Na calçada, considero cruzar a rua e acertar em cheio um carro veloz com o dedo indicador. Eu entraria triunfante na UPA. Agora sim, anestesie, opere, ampute, pelo amor de algum deus!

Mas o carro parou antes da faixa. Efeito manada, os demais também. A rua é inútil e nenhum auto / passaria sobre meu corpo. Cantou um poeta.

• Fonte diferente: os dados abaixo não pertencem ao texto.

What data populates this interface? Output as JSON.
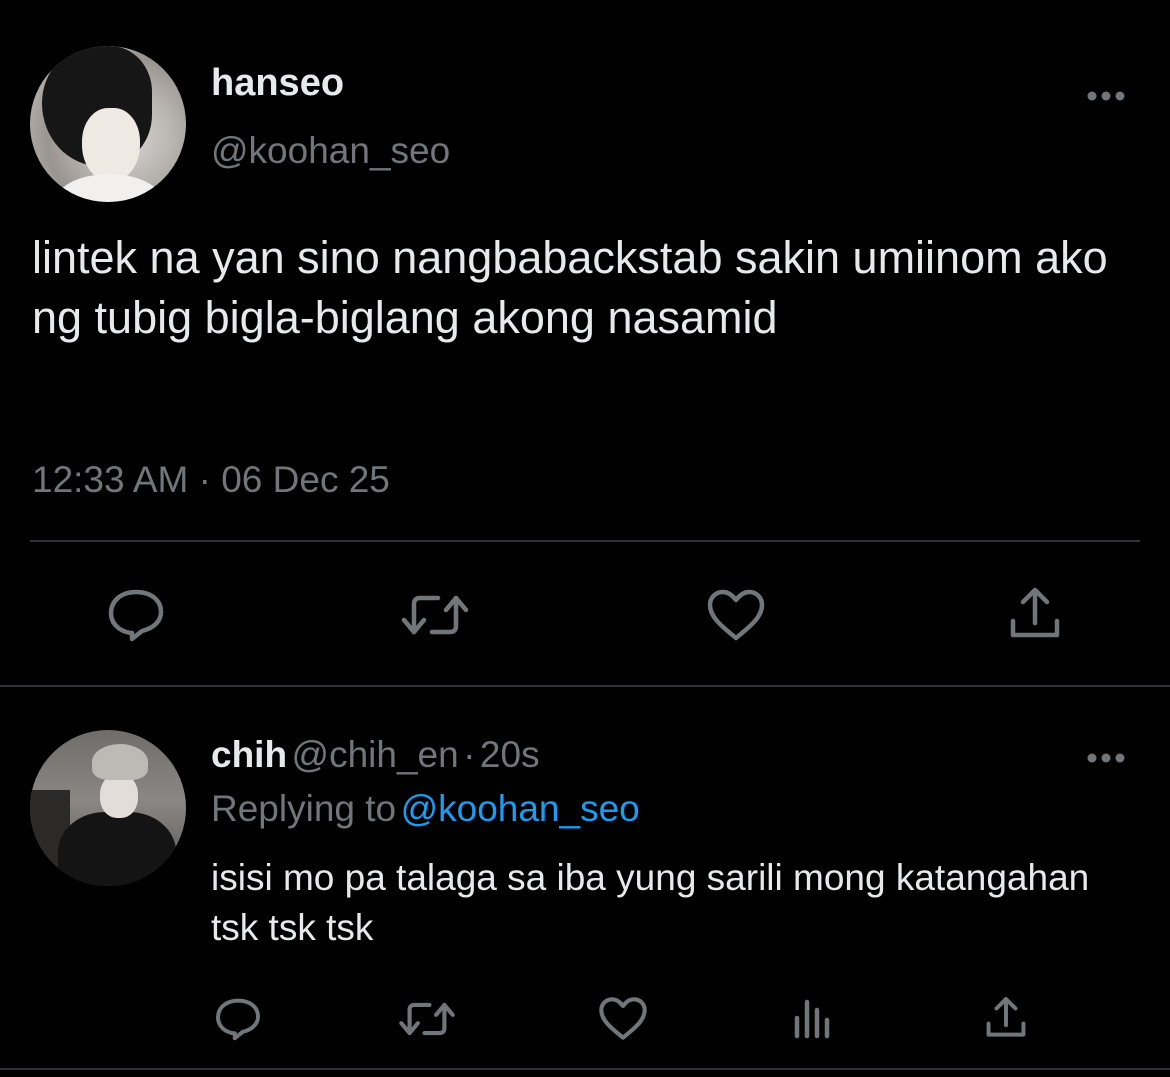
{
  "tweet": {
    "display_name": "hanseo",
    "handle": "@koohan_seo",
    "text": "lintek na yan sino nangbabackstab sakin umiinom ako ng tubig bigla-biglang akong nasamid",
    "timestamp": "12:33 AM · 06 Dec 25",
    "actions": [
      "reply-icon",
      "retweet-icon",
      "like-icon",
      "share-icon"
    ]
  },
  "reply": {
    "display_name": "chih",
    "handle": "@chih_en",
    "separator": "·",
    "age": "20s",
    "replying_to_label": "Replying to",
    "replying_to_handle": "@koohan_seo",
    "text": "isisi mo pa talaga sa iba yung sarili mong katangahan tsk tsk tsk",
    "actions": [
      "reply-icon",
      "retweet-icon",
      "like-icon",
      "analytics-icon",
      "share-icon"
    ]
  },
  "colors": {
    "background": "#000000",
    "primary_text": "#e7e9ea",
    "secondary_text": "#71767b",
    "link": "#1d9bf0",
    "divider": "#2f3336"
  }
}
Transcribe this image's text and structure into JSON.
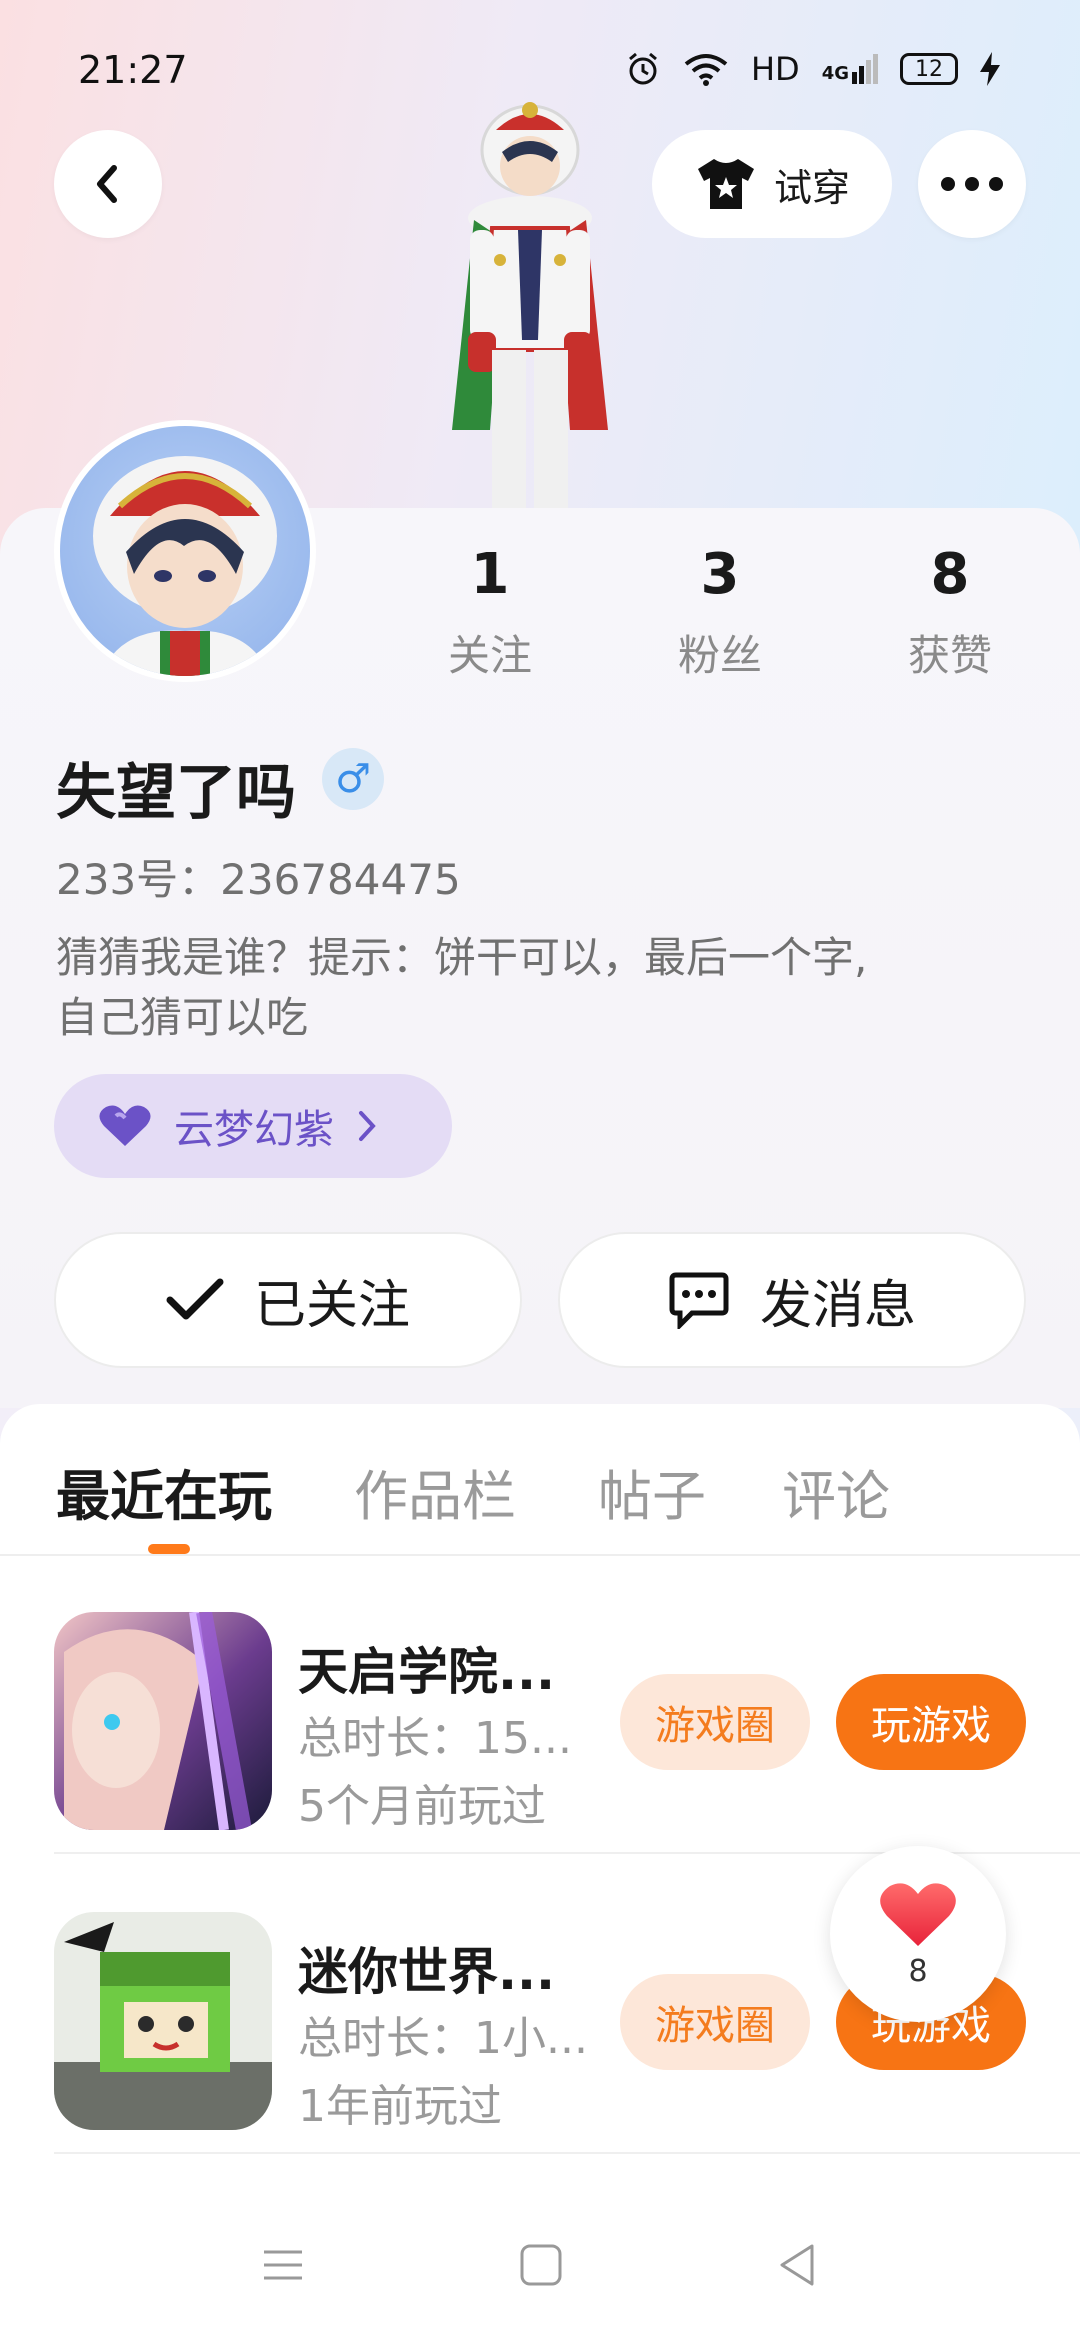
{
  "status_bar": {
    "time": "21:27",
    "network": "HD",
    "signal": "4G",
    "battery": "12"
  },
  "header": {
    "tryon_label": "试穿"
  },
  "profile": {
    "stats": [
      {
        "value": "1",
        "label": "关注"
      },
      {
        "value": "3",
        "label": "粉丝"
      },
      {
        "value": "8",
        "label": "获赞"
      }
    ],
    "nickname": "失望了吗",
    "gender_symbol": "♂",
    "user_id": "233号：236784475",
    "bio_line1": "猜猜我是谁？提示：饼干可以，最后一个字,",
    "bio_line2": "自己猜可以吃",
    "badge": "云梦幻紫",
    "follow_label": "已关注",
    "message_label": "发消息"
  },
  "tabs": [
    {
      "label": "最近在玩"
    },
    {
      "label": "作品栏"
    },
    {
      "label": "帖子"
    },
    {
      "label": "评论"
    }
  ],
  "games": [
    {
      "title": "天启学院...",
      "duration": "总时长：15...",
      "last_played": "5个月前玩过",
      "circle_label": "游戏圈",
      "play_label": "玩游戏"
    },
    {
      "title": "迷你世界...",
      "duration": "总时长：1小...",
      "last_played": "1年前玩过",
      "circle_label": "游戏圈",
      "play_label": "玩游戏"
    }
  ],
  "floating_like": {
    "count": "8"
  },
  "colors": {
    "accent": "#f77414",
    "accent_light": "#fde7d9",
    "badge_purple": "#6b52c7",
    "gender_blue": "#3a8ee8"
  },
  "icons": {
    "back": "chevron-left-icon",
    "tryon": "shirt-icon",
    "more": "more-dots-icon",
    "follow_check": "check-icon",
    "message": "chat-bubble-icon",
    "badge": "heart-icon",
    "like": "heart-icon"
  }
}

No entanto, dizemos sim ao apelo.

Corri à farmácia. Chamei o balconista de lado e contei o caso pela quina da boca. Ele sorriu como um pajé de mil quatrocentos e antes de o português chegar debaixo da tal bruta chuva.

Mas o pajé era baratinho. O sujeito atirou cento e trinta reais na cesta e garantiu: amanhã você nem vai se lembrar de hoje à noite. Esqueci a faca no bolso e pensei apenas na navalha do vaso.

Voltei pra casa, a dor já ia passando só pela expectativa de passar. Subi as escadas num pulo, atirei três comprimidos de cada caixa na boca e deixei o copo fazer dela o delta do Amazonas.

A dor passou, a sanidade foi restaurada, a vista começou a ficar turva e só então caí em mim: "amanhã você nem vai se lembrar de hoje à noite". Olhos de chinês do Paraguai arregalados!

Nada mais a fazer. Tudo está consumado. Em suas mãos, leitores, entrego o meu espírito. Evitem vasos, médicos e balconistas. E mandem ler uma crônica de sétimo dia em memória de mim.